Staying Safe with MCP

Always ensure that you trust an MCP Server before using it.

Security Warning: DNS Rebinding Attacks

SSE transports can be vulnerable to DNS rebinding attacks if not properly secured. To prevent this:

  1. Always validate Origin headers on incoming SSE connections to ensure they come from expected sources
  2. Avoid binding servers to all network interfaces (0.0.0.0) when running locally - bind only to localhost (127.0.0.1) instead
  3. Implement proper authentication for all SSE connections

Without these protections, attackers could use DNS rebinding to interact with local MCP servers from remote websites.

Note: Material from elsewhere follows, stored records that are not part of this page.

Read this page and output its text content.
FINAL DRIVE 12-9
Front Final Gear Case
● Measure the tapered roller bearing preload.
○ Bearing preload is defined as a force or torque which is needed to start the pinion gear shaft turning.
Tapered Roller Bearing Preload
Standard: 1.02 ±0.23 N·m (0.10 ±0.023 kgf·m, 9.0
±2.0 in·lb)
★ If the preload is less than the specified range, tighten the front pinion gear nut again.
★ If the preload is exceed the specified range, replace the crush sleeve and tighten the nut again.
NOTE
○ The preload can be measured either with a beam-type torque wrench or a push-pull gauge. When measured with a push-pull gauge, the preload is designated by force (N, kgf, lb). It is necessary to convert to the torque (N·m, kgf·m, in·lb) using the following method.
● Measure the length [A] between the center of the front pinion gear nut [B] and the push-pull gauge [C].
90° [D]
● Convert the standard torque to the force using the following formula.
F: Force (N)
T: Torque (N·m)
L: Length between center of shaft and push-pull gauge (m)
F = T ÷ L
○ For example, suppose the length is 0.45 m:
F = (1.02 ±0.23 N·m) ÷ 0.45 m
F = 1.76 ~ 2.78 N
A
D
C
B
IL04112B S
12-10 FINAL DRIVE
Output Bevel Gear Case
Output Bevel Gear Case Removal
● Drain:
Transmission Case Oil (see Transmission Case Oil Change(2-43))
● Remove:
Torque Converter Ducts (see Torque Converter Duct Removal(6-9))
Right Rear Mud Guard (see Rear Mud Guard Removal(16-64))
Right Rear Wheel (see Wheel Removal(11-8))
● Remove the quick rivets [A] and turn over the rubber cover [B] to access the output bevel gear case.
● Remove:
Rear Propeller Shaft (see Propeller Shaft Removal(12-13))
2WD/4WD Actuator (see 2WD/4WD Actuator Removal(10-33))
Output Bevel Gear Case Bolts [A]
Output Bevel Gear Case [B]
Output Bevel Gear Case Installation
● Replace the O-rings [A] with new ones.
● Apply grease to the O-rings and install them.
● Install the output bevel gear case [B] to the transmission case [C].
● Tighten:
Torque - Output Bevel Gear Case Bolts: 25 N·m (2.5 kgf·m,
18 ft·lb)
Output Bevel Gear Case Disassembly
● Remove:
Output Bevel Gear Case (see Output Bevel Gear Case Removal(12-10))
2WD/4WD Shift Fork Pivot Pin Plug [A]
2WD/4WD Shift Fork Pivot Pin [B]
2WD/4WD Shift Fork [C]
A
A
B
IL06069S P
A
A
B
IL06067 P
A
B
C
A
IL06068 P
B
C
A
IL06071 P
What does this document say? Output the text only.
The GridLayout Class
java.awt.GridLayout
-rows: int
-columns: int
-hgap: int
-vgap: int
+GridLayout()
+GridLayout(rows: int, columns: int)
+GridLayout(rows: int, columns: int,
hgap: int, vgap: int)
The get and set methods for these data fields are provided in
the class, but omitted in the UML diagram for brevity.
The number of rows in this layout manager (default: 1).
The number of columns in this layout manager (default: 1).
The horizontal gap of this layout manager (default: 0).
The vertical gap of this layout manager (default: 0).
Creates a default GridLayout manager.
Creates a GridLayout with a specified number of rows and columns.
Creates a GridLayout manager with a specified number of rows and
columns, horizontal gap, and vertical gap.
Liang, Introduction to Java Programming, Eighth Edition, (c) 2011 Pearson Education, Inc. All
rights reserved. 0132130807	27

For more details, see the MCP Transport Security documentation.

Limitations

  • Supported Primitives: Currently, MCPServerAdapter primarily supports adapting MCP tools. Other MCP primitives like prompts or resources are not directly integrated as CrewAI components through this adapter at this time.
  • Output Handling: The adapter typically processes the primary text output from an MCP tool (e.g., .content[0].text). Complex or multi-modal outputs might require custom handling if not fitting this pattern.